First District Appellate Court

In re Marriage of Ziskind

November 26, 2025
2025 IL App (1st) 241157-U
Marriage Dissolution
Case Analysis
1. Case citation and parties
- In re Marriage of Ziskind, 2025 IL App (1st) 241157-U (1st Dist. Nov. 26, 2025).
- Petitioner-Appellee: Victoria Ziskind. Respondent-Appellant: Yuriy Ziskind (pro se on appeal).

2. Key legal issues
- Whether the trial court’s lifting of the stay on a body-attachment writ (Oct. 5, 2023 stay lifted Apr. 29, 2024) is an appealable interlocutory order (Ill. S. Ct. R. 307(a)(1)).
- Whether the April 29, 2024 order finding respondent in indirect civil contempt and committing him until he purged is final and appealable (Ill. S. Ct. R. 304(b)(5)).
- Whether the appellant preserved and adequately presented appellate issues given an incomplete record and numerous briefing deficiencies (Ill. S. Ct. R. 341; burden to supply record).

3. Holding/outcome
- Affirmed. The appellate court determined both the lifting of the stay and the contempt commitment were appealable, but affirmed the trial court’s actions because the appellant failed to supply a sufficient record and his brief violated multiple Supreme Court Rules.

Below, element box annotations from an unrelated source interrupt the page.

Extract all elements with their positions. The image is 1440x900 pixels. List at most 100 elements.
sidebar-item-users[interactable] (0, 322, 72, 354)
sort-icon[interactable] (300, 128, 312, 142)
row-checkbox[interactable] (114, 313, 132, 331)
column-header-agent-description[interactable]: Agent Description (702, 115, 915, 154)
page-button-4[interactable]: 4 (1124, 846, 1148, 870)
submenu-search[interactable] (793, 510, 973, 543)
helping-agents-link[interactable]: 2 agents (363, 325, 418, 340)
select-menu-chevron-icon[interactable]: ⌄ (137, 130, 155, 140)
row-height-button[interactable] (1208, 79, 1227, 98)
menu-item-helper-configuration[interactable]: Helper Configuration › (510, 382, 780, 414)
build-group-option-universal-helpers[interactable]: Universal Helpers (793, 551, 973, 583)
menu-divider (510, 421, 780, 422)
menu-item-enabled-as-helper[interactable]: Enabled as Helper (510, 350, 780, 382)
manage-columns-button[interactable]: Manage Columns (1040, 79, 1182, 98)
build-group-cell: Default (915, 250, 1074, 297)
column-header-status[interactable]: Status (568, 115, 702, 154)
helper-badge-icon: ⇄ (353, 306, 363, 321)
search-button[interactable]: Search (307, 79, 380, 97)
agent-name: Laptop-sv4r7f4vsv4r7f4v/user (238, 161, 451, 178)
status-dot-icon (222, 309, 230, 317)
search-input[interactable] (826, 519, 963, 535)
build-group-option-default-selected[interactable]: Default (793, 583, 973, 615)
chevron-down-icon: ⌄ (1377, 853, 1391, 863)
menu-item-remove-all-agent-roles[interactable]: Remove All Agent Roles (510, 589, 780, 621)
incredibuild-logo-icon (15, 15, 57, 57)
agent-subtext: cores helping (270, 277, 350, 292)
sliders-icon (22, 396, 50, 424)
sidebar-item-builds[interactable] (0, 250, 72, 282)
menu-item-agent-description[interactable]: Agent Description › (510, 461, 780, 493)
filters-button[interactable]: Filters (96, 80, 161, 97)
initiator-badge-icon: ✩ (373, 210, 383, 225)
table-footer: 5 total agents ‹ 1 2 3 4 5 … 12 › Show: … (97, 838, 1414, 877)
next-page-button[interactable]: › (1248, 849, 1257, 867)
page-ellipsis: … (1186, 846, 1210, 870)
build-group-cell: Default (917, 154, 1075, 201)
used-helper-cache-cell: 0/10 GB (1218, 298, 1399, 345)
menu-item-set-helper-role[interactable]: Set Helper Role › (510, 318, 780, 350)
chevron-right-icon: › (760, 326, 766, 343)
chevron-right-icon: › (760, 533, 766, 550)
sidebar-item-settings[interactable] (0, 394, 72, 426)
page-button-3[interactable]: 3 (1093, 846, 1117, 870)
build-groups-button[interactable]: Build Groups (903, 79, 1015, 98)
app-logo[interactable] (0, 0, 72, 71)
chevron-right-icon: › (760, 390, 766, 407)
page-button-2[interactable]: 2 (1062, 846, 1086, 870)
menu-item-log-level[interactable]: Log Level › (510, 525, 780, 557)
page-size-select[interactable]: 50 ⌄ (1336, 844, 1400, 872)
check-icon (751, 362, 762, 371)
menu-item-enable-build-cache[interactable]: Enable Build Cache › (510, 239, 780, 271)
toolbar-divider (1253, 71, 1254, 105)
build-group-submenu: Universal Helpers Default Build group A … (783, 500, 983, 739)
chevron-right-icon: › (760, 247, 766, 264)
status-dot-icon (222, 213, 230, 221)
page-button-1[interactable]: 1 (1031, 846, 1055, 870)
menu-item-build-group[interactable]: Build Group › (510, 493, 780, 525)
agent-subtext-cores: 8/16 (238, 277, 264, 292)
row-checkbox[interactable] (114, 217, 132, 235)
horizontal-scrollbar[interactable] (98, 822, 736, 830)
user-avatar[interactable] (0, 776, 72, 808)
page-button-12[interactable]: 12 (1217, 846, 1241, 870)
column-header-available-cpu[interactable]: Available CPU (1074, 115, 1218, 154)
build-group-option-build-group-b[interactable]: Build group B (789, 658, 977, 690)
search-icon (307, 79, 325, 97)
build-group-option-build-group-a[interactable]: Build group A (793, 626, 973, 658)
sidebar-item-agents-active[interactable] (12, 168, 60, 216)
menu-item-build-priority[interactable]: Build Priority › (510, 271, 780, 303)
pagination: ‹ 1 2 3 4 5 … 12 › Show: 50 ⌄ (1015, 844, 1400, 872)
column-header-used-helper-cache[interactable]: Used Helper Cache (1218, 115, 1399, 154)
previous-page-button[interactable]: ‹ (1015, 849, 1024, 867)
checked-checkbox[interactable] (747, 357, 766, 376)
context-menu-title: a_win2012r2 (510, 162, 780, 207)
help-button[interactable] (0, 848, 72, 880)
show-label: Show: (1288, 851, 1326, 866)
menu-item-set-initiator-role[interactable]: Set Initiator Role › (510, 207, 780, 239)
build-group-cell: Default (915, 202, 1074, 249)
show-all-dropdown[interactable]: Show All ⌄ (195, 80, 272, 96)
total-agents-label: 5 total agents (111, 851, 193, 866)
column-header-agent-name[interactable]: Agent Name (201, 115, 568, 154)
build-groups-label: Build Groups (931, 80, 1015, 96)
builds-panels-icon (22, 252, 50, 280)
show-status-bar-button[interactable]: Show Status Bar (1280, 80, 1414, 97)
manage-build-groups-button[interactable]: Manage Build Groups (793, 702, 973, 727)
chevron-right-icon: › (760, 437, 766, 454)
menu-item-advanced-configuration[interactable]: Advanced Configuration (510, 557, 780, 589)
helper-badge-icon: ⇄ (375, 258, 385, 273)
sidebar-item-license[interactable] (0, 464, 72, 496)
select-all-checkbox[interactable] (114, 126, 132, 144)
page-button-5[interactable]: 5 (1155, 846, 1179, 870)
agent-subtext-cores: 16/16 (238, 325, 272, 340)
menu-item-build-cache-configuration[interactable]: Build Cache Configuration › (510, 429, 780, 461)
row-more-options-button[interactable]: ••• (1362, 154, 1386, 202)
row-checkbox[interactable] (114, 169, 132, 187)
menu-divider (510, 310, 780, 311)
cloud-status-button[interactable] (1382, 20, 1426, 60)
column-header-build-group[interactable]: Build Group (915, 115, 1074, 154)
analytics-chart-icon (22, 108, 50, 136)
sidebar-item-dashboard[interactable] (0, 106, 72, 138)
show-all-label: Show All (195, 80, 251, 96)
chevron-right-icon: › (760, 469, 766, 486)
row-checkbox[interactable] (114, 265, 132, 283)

4. Significant legal reasoning
- Appealability: The court treated lifting the stay of a body-attachment writ as an interlocutory order appealable under Rule 307(a)(1) (consistent with precedent treating writ/stay issues as injunctive). The contempt commitment was appealable under Rule 304(b)(5) because it imposed a custodial/monetary sanction.
- Record and briefing defects: The appellant failed to provide transcripts, a bystander’s report, or an agreed statement of facts for the contested contempt proceedings (Ill. S. Ct. R. 323) and his brief omitted required elements (statement of issues, jurisdictional statement, accurate statement of facts, citations to record/legal authority, appendix) in violation of Rule 341. The court emphasized appellate practice rules are mandatory and pro se status does not excuse noncompliance.
- Presumption of regularity: Because the appellant did not furnish an adequate record, the court applied the Foutch presumption that the trial court acted correctly; doubts from an incomplete record are resolved against the appellant.
- Discretion: Although the court could have dismissed the appeal for Rule 341 violations, it proceeded to review and nonetheless affirmed on the record insufficiency ground.

5. Practice implications
- Preserve the record: When contempt, body-attachment, or purge issues are litigated, ensure full transcripts or an agreed statement/bystander’s report are obtained and filed; absence is fatal on appeal.
- Comply with appellate rules: Appellate briefs must follow Rule 341 (issues, jurisdiction, facts, argument with citations, appendix). Pro se litigants are held to the same standards.
- When seeking or defending against writs/commitments: enter detailed findings on willfulness, purge amounts, ability to pay/claim of disability, and contemporaneous findings about alternatives—these facts are crucial on appeal.
- Strategize early: motions to vacate default judgments and challenges to service should be timely and supported in the trial record to preserve appellate review.